According to Isbitsky, in addition to its use with perishable foods carrying "once opened use within" instructions, Timestrips can also be used for applications such as medical products that require frequent replacement, like eye drops; pharmaceutical products with limited sterility; and disposable items, such as toothbrushes and water filters, that require routine replacement. "If you can get customers to change their products more often," Isbitsky says, "you can sell more product."

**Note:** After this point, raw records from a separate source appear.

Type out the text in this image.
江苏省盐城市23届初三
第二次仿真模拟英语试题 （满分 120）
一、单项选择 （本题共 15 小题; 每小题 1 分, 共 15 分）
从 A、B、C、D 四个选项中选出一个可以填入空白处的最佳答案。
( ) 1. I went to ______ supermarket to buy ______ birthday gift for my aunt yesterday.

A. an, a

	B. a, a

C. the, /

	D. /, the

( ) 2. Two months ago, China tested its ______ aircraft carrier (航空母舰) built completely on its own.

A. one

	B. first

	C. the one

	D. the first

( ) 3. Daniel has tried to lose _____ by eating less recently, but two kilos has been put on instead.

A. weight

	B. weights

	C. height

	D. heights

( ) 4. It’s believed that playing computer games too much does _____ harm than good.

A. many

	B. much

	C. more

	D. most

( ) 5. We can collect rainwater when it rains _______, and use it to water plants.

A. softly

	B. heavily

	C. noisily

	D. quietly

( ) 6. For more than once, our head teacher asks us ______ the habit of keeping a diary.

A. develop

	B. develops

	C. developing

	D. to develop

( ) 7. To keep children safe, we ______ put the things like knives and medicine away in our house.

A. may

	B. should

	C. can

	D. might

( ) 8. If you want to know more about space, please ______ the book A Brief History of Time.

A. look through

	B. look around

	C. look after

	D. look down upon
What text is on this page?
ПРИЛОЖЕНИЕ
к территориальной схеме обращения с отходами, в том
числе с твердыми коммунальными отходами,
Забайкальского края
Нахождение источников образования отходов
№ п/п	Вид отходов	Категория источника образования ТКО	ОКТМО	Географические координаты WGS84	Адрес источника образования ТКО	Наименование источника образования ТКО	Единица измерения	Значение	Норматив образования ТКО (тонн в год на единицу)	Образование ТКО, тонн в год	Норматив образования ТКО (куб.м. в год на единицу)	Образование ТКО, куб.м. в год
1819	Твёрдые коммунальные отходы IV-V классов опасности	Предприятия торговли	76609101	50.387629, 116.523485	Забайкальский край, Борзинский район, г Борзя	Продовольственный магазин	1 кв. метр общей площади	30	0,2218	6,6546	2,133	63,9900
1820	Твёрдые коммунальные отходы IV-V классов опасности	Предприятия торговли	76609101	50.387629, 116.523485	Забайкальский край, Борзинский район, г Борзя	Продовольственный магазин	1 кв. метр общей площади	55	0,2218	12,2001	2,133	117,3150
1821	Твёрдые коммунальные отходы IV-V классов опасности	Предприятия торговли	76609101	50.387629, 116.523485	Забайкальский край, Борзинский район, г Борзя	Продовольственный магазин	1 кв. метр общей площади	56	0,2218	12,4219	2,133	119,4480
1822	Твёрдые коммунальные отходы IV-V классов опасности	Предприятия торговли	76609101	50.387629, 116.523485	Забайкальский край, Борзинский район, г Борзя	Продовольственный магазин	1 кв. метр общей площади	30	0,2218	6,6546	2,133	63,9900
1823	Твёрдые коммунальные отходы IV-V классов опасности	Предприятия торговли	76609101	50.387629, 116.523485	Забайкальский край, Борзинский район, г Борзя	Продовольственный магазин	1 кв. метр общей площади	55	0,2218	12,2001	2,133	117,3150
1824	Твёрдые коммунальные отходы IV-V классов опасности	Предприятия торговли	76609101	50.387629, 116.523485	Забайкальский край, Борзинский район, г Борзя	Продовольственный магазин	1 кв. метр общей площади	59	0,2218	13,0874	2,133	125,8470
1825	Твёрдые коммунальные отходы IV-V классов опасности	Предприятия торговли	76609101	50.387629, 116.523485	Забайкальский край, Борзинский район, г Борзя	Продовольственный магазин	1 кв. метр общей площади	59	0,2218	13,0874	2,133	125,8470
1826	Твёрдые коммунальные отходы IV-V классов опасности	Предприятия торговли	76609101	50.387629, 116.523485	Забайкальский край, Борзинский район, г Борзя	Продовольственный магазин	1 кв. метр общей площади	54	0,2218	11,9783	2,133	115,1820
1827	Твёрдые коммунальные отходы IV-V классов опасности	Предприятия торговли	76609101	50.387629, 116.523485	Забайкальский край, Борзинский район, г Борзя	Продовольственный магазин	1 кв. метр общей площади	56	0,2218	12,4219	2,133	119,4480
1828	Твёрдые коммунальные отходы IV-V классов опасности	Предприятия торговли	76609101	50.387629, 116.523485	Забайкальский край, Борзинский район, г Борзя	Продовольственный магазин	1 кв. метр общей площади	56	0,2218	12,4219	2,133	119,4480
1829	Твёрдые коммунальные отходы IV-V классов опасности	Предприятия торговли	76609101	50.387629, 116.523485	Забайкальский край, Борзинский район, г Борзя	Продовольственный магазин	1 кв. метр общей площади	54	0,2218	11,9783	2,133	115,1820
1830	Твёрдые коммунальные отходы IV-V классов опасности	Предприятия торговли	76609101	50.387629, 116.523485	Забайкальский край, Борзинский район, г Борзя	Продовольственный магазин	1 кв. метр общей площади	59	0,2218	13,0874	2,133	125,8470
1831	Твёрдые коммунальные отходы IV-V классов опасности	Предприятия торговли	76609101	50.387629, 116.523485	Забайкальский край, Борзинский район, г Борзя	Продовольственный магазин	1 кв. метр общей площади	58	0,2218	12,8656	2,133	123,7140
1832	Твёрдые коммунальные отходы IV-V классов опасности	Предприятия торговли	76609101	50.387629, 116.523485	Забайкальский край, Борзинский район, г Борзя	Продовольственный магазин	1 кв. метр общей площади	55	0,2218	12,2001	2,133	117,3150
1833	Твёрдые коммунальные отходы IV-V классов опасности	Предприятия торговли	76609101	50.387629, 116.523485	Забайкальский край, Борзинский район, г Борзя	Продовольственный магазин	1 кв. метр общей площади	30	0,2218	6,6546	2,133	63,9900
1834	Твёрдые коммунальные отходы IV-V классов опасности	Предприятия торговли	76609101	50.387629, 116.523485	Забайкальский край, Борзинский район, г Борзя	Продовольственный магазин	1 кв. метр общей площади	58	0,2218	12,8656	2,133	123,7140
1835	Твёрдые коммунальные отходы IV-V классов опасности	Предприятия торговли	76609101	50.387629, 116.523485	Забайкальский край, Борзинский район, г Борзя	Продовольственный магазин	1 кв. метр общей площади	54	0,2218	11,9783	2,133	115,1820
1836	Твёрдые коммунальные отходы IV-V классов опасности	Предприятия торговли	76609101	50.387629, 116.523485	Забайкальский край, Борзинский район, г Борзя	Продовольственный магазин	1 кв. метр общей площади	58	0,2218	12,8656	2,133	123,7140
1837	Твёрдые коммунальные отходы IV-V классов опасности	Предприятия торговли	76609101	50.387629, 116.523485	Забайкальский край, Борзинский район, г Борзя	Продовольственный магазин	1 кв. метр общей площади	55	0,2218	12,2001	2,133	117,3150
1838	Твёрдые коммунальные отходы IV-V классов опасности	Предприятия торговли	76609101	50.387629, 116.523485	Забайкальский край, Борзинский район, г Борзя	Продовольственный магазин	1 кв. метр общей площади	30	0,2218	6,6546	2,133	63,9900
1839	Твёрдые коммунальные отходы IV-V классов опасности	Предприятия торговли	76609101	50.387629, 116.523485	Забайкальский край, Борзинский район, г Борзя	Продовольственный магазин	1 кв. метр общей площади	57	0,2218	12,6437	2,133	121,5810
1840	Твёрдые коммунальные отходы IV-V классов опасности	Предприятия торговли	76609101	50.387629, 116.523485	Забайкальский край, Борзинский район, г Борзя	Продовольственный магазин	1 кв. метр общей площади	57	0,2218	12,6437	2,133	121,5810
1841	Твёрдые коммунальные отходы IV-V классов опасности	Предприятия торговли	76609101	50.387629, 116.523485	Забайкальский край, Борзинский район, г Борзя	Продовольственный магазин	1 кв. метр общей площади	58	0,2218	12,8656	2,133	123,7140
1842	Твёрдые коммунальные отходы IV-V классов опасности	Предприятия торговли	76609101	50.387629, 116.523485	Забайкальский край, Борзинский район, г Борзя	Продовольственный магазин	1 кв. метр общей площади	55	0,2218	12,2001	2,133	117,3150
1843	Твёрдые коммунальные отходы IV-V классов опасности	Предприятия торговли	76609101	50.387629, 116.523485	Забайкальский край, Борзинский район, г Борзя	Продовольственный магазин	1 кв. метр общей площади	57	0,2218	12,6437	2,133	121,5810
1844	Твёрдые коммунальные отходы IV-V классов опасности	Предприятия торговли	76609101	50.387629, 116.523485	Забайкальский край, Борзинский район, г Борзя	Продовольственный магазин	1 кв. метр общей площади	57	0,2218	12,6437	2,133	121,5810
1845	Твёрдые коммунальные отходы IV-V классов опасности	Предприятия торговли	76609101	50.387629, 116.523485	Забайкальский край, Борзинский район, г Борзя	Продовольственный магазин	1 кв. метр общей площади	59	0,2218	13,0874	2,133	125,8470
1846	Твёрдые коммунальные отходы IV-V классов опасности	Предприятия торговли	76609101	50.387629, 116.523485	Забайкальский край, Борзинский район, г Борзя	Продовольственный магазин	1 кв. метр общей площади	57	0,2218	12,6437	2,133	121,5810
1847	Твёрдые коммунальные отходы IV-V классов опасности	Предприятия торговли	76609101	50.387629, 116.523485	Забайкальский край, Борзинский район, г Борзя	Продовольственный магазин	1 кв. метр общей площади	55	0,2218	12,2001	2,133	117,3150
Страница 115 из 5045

To build brand awareness for the technology, last year Timestrip Ltd. released the smart label as a standalone retail consumer product in the U.K.'s Morrisons supermarket chain. Packed in a clear clamshell holding 10 adhesive-backed labels, measuring 1.5x0.75 in., the strips are offered in seven- and 14-day refrigerator versions and in a two-month format for frozen products.

In the U.S., Timestrip tags are now available from DayMark Food Safety Systems, in two-, three- and five-day time-progression strips. According to Isbitsky, Timestrip labels are "ideal for foodservice environments, where HACCP [Hazard Analysis and Critical Control Point] regulations dictate that all food products must be labeled upon arrival and storage in the fridge to ensure first-in/first-out stock rotation."

CPGs need to learn how to manage the hype surrounding smart technology, so that they can deliver the most appropriate solutions for their products' demographics.

Taking the technology a step further, at April's Interpack trade show, Timestrip Ltd. in cooperation with Crown Zeller (www.zellerplastik.de) of Germany introduced the Lifetime Cap?a new bottle closure integrating a Timestrip label, which is activated when the consumer opens the package. Isbitsky relates that the cap could also potentially be used for tamper-evidence and anti-counterfeiting applications.

A new brewing system from Kraft Foods, Inc., first launched in France last June and scheduled for U.S. release this fall, uses smart bar-code technology to increase consumer product-preparation convenience. The Tassimo Hot Beverage System allows consumers to prepare single servings of a variety of hot beverages?from coffee, tea and hot chocolate to cappuccino, espresso and latte?in less than one minute, without having to make any adjustments to the brewing machine.

The system is made up of two components. The first, the Tassimo brewing machine, is made by Saeco Intl. Group S.p.A. of Italy and will be distributed and serviced in the U.S. by Braun, a division of The Gillette Co. The second is the proprietary Tassimo T-DISC, an injection-molded "pod" that contains a precisely measured amount of fresh coffee, tea, chocolate or concentrated milk. A bar-code label on the disc holds essential brewing information, such as the amount of water needed, the brewing time and required temperature.

In Europe, where the system is now being used in France, Switzerland and the U.K., RPC Bramlage (www.rpc-bramlage.de) is supplying the discs, which are filled, sealed and packed at various Kraft Foods sites in Germany, according to the molder. In March, Kraft announced that it will be adding capacity to its plant in Pennsylvania for production of the T-DISCS.

In the U.S., the Tassimo machine will be available for purchase this fall in a number of specialty retail locations, such as high-end home goods and housewares stores, and on the Tassimo and Gevalia websites for a suggested retail price of approximately $189. The T-DISCS, filled with premium products from Gevalia, Suchard and Twinings, will be available where the machines are sold.

Kraft reports that in France, consumer reaction to the system has been "extraordinary." In fact, according to recent Kraft research data, Tassimo received "outstanding satisfaction levels" from consumers with both the system and the drinks.